Is this a memory/storage problem (as the first line might suggest) or because it cannot build that certain file? If the latter, what is that file - I haven’t come across that one before?
Okay, many thanks, that seems to have worked without Grenville’s additional suggestion. In fact it completed in just under 15 minutes.
By the way, when I do a rose suite-run --reload (after shutting down my computer i.e. starting from a fresh window), is the suite GUI meant to reappear? If so, it doesn’t. The only way I can see the progress of my suite is by doing cylc gscan&. Is this right?

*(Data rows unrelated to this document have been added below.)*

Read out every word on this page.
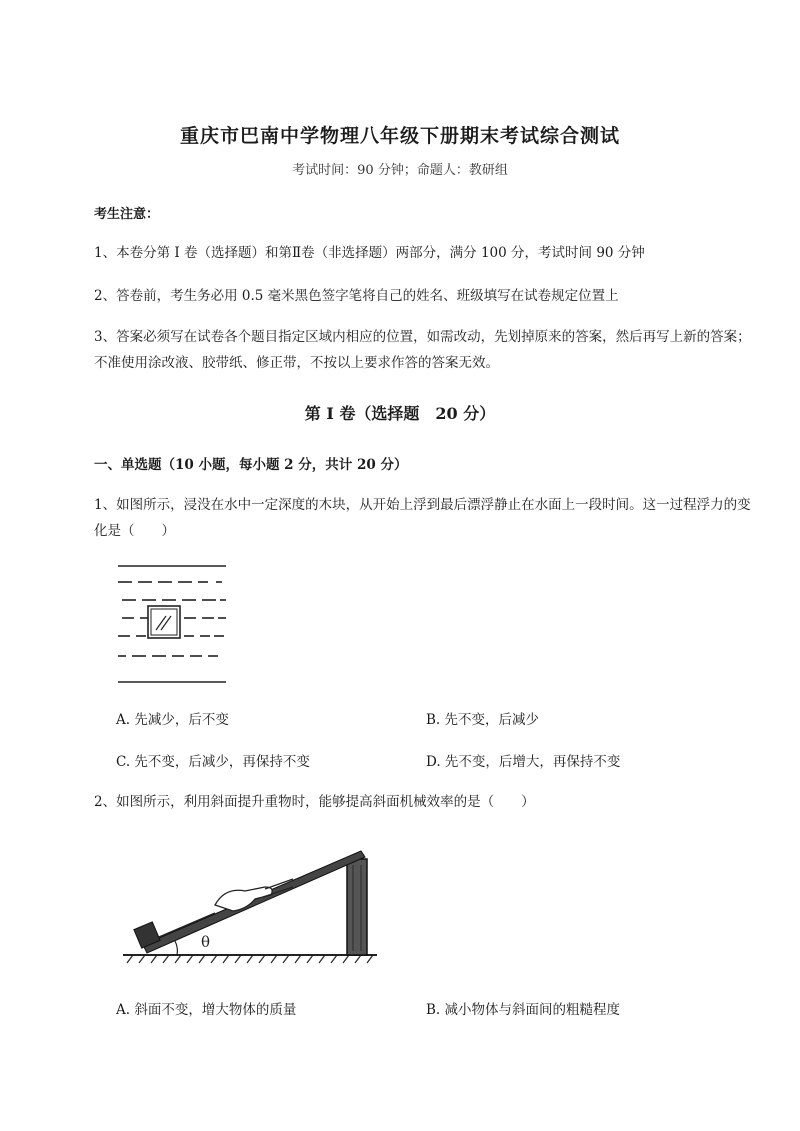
重庆市巴南中学物理八年级下册期末考试综合测试
考试时间：90 分钟；命题人：教研组
考生注意：
1、本卷分第 I 卷（选择题）和第Ⅱ卷（非选择题）两部分，满分 100 分，考试时间 90 分钟
2、答卷前，考生务必用 0.5 毫米黑色签字笔将自己的姓名、班级填写在试卷规定位置上
3、答案必须写在试卷各个题目指定区域内相应的位置，如需改动，先划掉原来的答案，然后再写上新的答案；不准使用涂改液、胶带纸、修正带，不按以上要求作答的答案无效。
第 I 卷（选择题　20 分）
一、单选题（10 小题，每小题 2 分，共计 20 分）
1、如图所示，浸没在水中一定深度的木块，从开始上浮到最后漂浮静止在水面上一段时间。这一过程浮力的变化是（　　）
A. 先减少，后不变	B. 先不变，后减少
C. 先不变，后减少，再保持不变	D. 先不变，后增大，再保持不变
2、如图所示，利用斜面提升重物时，能够提高斜面机械效率的是（　　）
θ
A. 斜面不变，增大物体的质量	B. 减小物体与斜面间的粗糙程度
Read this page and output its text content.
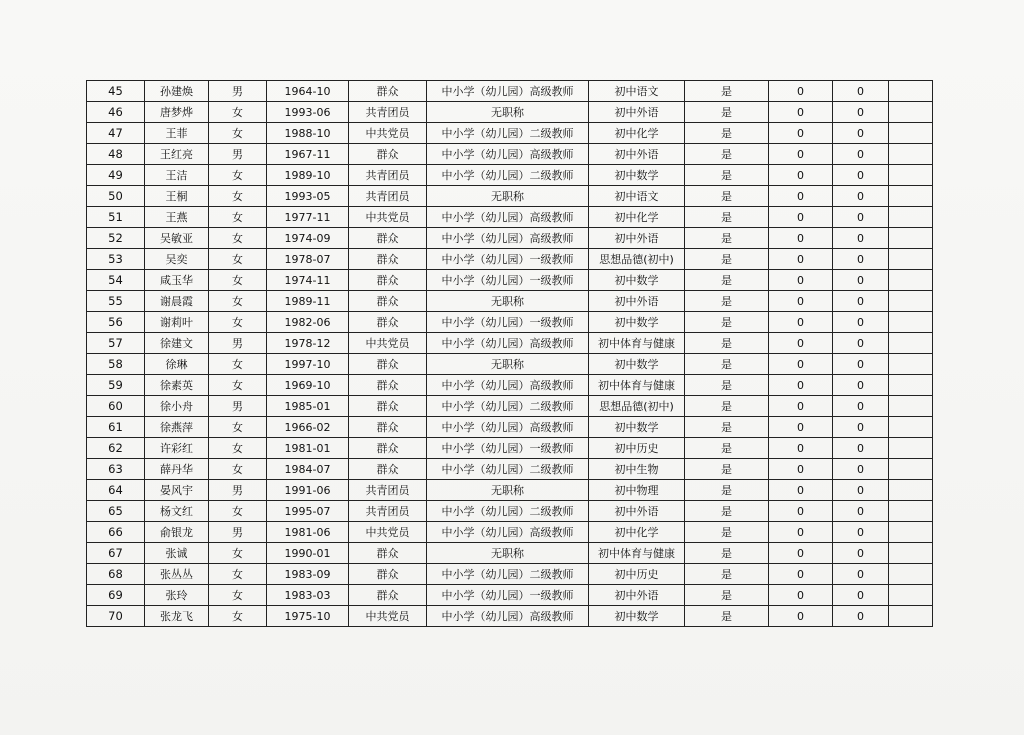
45	孙建焕	男	1964-10	群众	中小学（幼儿园）高级教师	初中语文	是	0	0	
46	唐梦烨	女	1993-06	共青团员	无职称	初中外语	是	0	0	
47	王菲	女	1988-10	中共党员	中小学（幼儿园）二级教师	初中化学	是	0	0	
48	王红亮	男	1967-11	群众	中小学（幼儿园）高级教师	初中外语	是	0	0	
49	王洁	女	1989-10	共青团员	中小学（幼儿园）二级教师	初中数学	是	0	0	
50	王桐	女	1993-05	共青团员	无职称	初中语文	是	0	0	
51	王燕	女	1977-11	中共党员	中小学（幼儿园）高级教师	初中化学	是	0	0	
52	吴敏亚	女	1974-09	群众	中小学（幼儿园）高级教师	初中外语	是	0	0	
53	吴奕	女	1978-07	群众	中小学（幼儿园）一级教师	思想品德(初中)	是	0	0	
54	咸玉华	女	1974-11	群众	中小学（幼儿园）一级教师	初中数学	是	0	0	
55	谢晨霞	女	1989-11	群众	无职称	初中外语	是	0	0	
56	谢莉叶	女	1982-06	群众	中小学（幼儿园）一级教师	初中数学	是	0	0	
57	徐建文	男	1978-12	中共党员	中小学（幼儿园）高级教师	初中体育与健康	是	0	0	
58	徐琳	女	1997-10	群众	无职称	初中数学	是	0	0	
59	徐素英	女	1969-10	群众	中小学（幼儿园）高级教师	初中体育与健康	是	0	0	
60	徐小舟	男	1985-01	群众	中小学（幼儿园）二级教师	思想品德(初中)	是	0	0	
61	徐燕萍	女	1966-02	群众	中小学（幼儿园）高级教师	初中数学	是	0	0	
62	许彩红	女	1981-01	群众	中小学（幼儿园）一级教师	初中历史	是	0	0	
63	薛丹华	女	1984-07	群众	中小学（幼儿园）二级教师	初中生物	是	0	0	
64	晏风宇	男	1991-06	共青团员	无职称	初中物理	是	0	0	
65	杨文红	女	1995-07	共青团员	中小学（幼儿园）二级教师	初中外语	是	0	0	
66	俞银龙	男	1981-06	中共党员	中小学（幼儿园）高级教师	初中化学	是	0	0	
67	张诚	女	1990-01	群众	无职称	初中体育与健康	是	0	0	
68	张丛丛	女	1983-09	群众	中小学（幼儿园）二级教师	初中历史	是	0	0	
69	张玲	女	1983-03	群众	中小学（幼儿园）一级教师	初中外语	是	0	0	
70	张龙飞	女	1975-10	中共党员	中小学（幼儿园）高级教师	初中数学	是	0	0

It has now, perhaps unsurprisingly, failed at the next, pptransfer stage, giving me the following error:
[SUBPROCESS]: Error = 1:
Error loading source credential: GSS failure:
GSS Major Status: General failure
GSS Minor Status Error Chain:
globus_sysconfig: File does not exist: /work/n02/n02/cjrw09/cred.jasmin is not a valid file
But would you like me to open a new ticket for this?
rose suite-run --reload reloads the suite definition for a running suite
In order for pptransfer to work using gridftp you need to follow the pptransfer setup instructions first which include generation of the cred.jasmin - JASMIN short-lived credential.
Thanks very much Ros, have done that. Do we really need to refresh our short lived credential every 30 days, seems a bit of a faff?!
Anyway, much to my surprise, it has worked and finally my test has completed. All of the data appears to have been successfully transferred to JASMIN.
Very quick question: do I need to manually remove the data on ARCHER2 (i.e. at /work/n02/n02/cjrw09/archive), as it still appears to be there, or can it be automatically deleted once pptransfer has run?
Yes the short-lived credential needs to be refreshed every 30 days. I usually stick the expiry date in my calendar to remind myself to regenerate it which only takes a minute.
With regard to removing the data from the /work/n02/n02/cjrw09/archive directory, at the moment yes you’ll need to remove that manually. I’m in the process of trying to change the postproc code so that the data is put in a different directory and then you can use the housekeeping task to automatically remove the transferred data. I’ll let you know when this is ready.